“Mobile communications have played a key role in bringing hope and higher living standards to billions of people [in developing countries, and the trend] “promises to accelerate in the coming decade as the capabilities of smartphones spread across the globe,” Nokia CEO Olli-Pekka Kallasvuo said in his International CES keynote yesterday.
Speaking as part of CES's third annual Technology In Emerging Countries program, Kallasvuo also pointed out that cellphones are not only a source of good business but a force for good. In the developing world, Nokia approaches business “from the point of view that you can do good business, and do good at the same time,” he told a packed audience.
In developing countries, the cellphone “has done more to improve people's lives than perhaps any technology in history,” he said.

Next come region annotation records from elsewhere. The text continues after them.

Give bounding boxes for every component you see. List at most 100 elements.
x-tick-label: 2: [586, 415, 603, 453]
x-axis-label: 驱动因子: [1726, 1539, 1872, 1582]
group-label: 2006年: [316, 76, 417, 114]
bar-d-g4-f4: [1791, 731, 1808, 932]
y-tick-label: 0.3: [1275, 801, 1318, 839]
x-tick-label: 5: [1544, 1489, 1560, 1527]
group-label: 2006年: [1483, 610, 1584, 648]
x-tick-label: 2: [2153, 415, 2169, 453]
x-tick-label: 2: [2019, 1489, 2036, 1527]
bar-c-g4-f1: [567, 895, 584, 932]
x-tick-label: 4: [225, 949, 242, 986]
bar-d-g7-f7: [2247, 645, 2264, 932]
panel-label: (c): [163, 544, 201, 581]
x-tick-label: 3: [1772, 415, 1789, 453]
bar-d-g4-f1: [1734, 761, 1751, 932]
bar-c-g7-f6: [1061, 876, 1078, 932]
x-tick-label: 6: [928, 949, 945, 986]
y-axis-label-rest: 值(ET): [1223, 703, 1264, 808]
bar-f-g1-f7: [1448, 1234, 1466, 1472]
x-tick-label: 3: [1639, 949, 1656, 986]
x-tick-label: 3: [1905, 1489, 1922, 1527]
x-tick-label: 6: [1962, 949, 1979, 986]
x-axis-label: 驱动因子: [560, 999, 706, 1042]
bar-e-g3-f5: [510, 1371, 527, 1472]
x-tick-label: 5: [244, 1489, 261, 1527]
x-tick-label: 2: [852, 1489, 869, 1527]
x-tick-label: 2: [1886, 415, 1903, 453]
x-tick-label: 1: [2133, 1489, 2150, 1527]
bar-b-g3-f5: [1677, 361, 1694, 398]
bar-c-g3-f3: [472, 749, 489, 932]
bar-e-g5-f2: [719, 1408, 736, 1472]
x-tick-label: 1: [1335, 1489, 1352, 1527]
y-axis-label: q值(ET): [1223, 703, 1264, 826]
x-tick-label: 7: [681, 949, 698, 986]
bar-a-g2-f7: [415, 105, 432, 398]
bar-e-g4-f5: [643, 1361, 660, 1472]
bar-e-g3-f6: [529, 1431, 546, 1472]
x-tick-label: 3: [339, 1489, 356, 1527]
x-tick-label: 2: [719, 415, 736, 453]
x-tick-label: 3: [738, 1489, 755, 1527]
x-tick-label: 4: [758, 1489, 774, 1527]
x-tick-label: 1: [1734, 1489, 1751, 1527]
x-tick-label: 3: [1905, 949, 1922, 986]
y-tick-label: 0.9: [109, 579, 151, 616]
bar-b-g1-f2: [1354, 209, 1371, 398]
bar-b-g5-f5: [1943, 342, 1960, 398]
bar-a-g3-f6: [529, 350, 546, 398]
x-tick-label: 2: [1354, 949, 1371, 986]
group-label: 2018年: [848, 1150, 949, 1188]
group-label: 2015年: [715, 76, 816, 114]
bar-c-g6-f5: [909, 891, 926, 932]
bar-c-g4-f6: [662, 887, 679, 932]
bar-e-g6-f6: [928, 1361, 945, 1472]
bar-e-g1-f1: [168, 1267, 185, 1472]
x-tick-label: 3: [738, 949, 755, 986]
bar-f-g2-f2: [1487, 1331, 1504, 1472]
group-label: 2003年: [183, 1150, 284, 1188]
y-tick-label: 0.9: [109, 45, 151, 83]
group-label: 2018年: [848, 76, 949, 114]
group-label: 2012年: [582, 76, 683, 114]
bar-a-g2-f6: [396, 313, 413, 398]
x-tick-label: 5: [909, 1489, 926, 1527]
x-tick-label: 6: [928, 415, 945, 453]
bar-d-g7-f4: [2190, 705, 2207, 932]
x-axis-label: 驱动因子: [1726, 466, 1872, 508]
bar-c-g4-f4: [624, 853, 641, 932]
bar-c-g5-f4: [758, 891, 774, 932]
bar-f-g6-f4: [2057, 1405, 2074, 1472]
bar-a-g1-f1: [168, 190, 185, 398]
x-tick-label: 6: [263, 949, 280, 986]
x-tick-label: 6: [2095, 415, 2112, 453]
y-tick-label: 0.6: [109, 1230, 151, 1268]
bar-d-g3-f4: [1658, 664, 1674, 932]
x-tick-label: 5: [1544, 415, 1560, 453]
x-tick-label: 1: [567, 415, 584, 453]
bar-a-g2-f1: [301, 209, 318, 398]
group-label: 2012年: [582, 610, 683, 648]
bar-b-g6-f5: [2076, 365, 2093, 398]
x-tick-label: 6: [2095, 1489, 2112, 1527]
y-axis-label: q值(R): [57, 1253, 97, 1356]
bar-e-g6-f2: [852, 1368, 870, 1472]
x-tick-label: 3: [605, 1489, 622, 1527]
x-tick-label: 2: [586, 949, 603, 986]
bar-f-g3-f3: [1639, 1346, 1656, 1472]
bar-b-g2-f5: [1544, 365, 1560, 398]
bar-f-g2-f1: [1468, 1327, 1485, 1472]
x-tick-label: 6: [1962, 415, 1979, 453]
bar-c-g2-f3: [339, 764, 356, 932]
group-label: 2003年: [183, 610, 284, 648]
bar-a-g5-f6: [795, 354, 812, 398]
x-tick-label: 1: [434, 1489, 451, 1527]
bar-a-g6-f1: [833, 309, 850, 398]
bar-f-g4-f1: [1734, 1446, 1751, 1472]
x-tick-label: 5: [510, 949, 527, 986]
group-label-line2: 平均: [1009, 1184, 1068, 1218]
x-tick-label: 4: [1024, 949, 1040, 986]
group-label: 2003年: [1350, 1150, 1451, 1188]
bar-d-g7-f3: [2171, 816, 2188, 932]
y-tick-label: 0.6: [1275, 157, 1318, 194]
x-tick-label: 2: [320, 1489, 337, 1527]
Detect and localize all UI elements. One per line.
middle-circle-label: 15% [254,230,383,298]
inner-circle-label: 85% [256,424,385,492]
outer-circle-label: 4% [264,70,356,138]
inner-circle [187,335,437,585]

Nokia has done its part by driving down the cost of basic handsets through its global scale and efficiencies so that phones are affordable to the world's poor populations, although many people still must pool their money to jointly buy and share a single phone, he said.
In these countries, Nokia provides Nokia Tools applications that farmers in India and Indonesia use to get pesticide advice and the latest information on crop prices and weather.
Nokia also provides basic-phone apps that help people learn a second language, use prepaid minutes as a type of currency to send to relatives in need of cash, and cut through India's notorious bureaucracy to streamline the ordering process between textile retailers and suppliers, he said.
Nokia developed these applications to deliver needed services in countries where data networks are unavailable and where consumers can't afford smartphones, he said. Because many consumers can't afford GPS-equipped phones, he added, Nokia developed an SMS-based service that uses cell-tower-location technology to create an online store of locally available products and services.
In the first half of this year, Nokia will commercially launch an online banking service that people can use to pay bills and transfer money. Although there are 4.6 billion cellular subscriptions in a world with 6.8 billion people, there are only 1.6 billion bank accounts, he noted.
Kallasvuo used his bully pulpit to urge app developers and others to put more emphasis on creating products and services for the developing world. Nokia Life Tools costs users only $1/month, but those revenues can be multiplied by billons, he pointed out. “As this new frontier of upward mobility expands, it will open up countless opportunities — not just for the mobile industry, but for a wide range of businesses, content providers, software developers and entrepreneurs,” he said.
Putting his money where his mouth is, Kallasvuo announced a venture challenge that will award the winning company with a $1 million investment from Nokia for creating software, hardware or a service that will improve people's lives. Details are at www.callingallinnovators.com.